Supreme Court Hearing on Sheikh Jarrah Families Concludes without a Ruling

2 August 2021
Today, the Supreme Court convened a hearing on a leave to appeal request submitted by the Al-Kurd, Jaouni, Abu Hasna, and Askafi families who are facing eviction from their homes in Sheikh Jarrah by the Nahalat Shimon settler company. The hearing took place before a panel of three judges - Yitzhak Amit, Noam Sohlberg and Daphne Barak-Erez. As a compromise, the justices proposed a settlement whereby the families would be afforded protected tenancy status on the condition that they would recognize Nahalat Shimon's ownership over the land and pay a small rental fee to the settler group. The families rejected the proposition, objecting to Nahalat Shimon's claims of ownership.

Both sides subsequently presented arguments, and the hearing concluded without the handing down of a court ruling. The justices are expected to issue a decision within the coming days concerning the continuation of proceedings. According to one of attorneys representing the families, an additional hearing on the matter will likely be scheduled.  

Originally slated for early May, the hearing was deferred until now to allow for the Attorney General to weigh his intervention in the case, which he ultimately declined.

The court's decision in this case will likely impact the additional families from the Kerem al'Jaouni section of Sheikh Jarrah facing eviction lawsuits filed by Nahalat Shimon, including the case of the Dajani, Daoudi, and Hammad families, likewise pending at the Supreme Court. On July 28, the attorney representing the three aforementioned families submitted a request to postpone their eviction date set for August 1. In response, the Supreme Court issued a temporary injunction, provisionally freezing their eviction and asking the settler group to respond by August 8. While the three families have likewise filed a leave to appeal request to the Supreme Court, neither a hearing has been scheduled, nor a decision rendered.      

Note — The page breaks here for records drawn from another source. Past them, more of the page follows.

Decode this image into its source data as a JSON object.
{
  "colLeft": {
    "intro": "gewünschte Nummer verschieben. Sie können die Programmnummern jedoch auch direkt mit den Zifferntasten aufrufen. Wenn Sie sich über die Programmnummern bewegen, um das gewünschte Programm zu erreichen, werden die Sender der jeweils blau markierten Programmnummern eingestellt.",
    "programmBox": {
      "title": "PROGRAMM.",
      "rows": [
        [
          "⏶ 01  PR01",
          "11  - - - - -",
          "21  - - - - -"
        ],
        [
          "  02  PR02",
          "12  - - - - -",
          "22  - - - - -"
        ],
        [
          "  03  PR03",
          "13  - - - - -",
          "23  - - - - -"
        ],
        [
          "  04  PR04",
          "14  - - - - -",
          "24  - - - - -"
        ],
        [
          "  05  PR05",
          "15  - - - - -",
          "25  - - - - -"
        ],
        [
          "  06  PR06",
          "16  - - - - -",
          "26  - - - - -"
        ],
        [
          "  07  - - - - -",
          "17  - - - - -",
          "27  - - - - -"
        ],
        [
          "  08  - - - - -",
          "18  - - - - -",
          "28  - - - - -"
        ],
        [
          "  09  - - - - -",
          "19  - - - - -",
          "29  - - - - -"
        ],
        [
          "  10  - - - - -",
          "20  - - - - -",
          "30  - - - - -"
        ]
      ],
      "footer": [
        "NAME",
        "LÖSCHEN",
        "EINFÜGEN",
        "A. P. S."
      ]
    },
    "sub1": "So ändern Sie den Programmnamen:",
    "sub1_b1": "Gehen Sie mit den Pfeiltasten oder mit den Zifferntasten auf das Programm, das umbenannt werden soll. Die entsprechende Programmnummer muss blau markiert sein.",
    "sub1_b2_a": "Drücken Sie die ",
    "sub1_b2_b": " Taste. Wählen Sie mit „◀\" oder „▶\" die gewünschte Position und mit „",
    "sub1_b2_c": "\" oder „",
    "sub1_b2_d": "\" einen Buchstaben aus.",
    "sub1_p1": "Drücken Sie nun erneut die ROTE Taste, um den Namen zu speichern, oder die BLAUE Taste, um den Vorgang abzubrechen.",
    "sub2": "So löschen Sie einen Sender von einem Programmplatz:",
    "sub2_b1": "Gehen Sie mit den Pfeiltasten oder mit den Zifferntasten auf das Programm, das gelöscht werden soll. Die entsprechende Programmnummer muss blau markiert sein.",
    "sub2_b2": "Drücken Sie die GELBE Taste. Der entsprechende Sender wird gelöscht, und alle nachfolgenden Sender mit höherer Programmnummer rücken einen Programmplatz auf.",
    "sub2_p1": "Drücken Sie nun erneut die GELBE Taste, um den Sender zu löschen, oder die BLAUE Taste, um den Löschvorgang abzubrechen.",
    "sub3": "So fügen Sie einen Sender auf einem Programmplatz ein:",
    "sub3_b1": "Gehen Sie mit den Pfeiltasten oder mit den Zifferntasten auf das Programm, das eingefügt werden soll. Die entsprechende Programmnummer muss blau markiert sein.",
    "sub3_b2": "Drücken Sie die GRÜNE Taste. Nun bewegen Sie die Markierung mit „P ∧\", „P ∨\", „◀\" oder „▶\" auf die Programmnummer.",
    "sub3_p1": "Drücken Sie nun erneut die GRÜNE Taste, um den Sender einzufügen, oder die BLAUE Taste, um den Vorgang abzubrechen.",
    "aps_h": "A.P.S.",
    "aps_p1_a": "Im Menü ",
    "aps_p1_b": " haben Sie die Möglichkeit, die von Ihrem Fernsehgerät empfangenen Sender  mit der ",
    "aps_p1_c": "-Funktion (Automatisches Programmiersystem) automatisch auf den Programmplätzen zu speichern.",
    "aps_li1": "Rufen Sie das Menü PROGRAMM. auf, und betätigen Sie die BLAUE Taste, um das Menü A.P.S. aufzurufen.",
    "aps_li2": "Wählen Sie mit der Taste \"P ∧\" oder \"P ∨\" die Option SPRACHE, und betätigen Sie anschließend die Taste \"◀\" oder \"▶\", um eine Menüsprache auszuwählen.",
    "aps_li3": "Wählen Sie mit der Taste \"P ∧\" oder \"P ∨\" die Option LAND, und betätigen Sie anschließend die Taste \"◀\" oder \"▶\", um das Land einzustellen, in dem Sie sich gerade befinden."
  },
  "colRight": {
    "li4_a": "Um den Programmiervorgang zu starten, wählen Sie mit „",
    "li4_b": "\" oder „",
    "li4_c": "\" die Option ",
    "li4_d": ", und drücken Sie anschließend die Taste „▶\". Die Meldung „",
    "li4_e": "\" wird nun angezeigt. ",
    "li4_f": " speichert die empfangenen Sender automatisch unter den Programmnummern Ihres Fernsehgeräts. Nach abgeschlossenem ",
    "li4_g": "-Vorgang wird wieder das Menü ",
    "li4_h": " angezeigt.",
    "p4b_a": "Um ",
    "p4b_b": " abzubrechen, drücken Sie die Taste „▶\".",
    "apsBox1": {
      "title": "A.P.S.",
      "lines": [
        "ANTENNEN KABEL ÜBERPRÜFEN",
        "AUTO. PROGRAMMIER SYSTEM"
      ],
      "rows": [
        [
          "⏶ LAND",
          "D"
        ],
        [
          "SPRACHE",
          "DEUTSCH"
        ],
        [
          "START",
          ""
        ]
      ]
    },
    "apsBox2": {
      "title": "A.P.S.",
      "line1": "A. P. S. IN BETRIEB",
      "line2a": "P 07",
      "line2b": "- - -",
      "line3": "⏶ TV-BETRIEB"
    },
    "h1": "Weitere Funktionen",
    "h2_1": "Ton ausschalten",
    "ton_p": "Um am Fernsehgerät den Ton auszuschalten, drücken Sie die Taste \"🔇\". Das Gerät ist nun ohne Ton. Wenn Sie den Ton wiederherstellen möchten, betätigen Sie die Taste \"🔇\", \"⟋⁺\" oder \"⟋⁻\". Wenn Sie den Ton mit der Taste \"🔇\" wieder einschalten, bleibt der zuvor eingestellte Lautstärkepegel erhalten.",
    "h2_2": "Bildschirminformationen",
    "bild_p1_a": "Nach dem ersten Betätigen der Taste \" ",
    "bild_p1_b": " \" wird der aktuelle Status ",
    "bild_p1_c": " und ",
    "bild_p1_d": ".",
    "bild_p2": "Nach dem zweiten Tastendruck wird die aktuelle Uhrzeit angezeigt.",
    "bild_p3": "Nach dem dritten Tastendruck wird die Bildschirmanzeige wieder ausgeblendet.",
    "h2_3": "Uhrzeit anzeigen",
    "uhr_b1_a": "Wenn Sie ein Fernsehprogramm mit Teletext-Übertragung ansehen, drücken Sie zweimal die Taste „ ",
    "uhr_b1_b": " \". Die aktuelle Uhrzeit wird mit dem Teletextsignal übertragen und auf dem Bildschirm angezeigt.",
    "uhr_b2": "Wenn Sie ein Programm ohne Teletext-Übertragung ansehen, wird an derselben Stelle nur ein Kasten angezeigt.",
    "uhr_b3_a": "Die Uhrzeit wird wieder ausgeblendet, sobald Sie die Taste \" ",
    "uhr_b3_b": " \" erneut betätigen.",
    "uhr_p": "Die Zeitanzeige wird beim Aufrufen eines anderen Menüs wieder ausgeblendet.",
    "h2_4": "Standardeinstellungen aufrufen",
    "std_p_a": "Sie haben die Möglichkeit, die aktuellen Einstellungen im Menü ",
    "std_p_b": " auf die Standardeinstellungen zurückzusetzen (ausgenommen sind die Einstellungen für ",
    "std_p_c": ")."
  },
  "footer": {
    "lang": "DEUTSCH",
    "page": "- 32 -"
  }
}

Currently, there are open eviction lawsuits against a total of approximately 50-60 families in Sheikh Jarrah (30 families - Kerem al'Jaouni section and 20-30 families - Um Haroun section), which are at various stages of legal proceedings. Many more families are at risk of receiving eviction demands due to land registration procedures the Israeli authorities underhandedly began in East Jerusalem in 2020 for the first time since 1967. Without the public's knowledge, the authorities have been discreetly registering land rights of properties in Um Haroun to alleged Jewish owners. Such a move is unprecedented and has potential acute ramifications on Palestinian properties not only in Sheikh Jarrah, but across East Jerusalemwhich could ultimately lead to widespread Palestinian dispossession in the city and expansion of Jewish settlement.
 
Batan al-Hawa, Silwan
On the opposite side of the Old City Basin where similar eviction threats loom over Batan al-Hawa, Silwan, the Attorney General was given an extension until August 29 to submit his legal opinion in the case of five families (Duweik family) at the Supreme Court level. Now, the cases of a total of 19 households, pending at both the Supreme and District Courts, hinge on the legal opinion of the Attorney General and carry implications for the other families facing open eviction lawsuits in Batan al-Hawa. A total of 85 Palestinian families, numbering 700 individuals, are at risk of large-scale displacement from one community by the Ateret Cohanim settler organization via its co-optation of the Benvenisti Trust – a Jewish trust which once held title to land in the area in the late 19th century.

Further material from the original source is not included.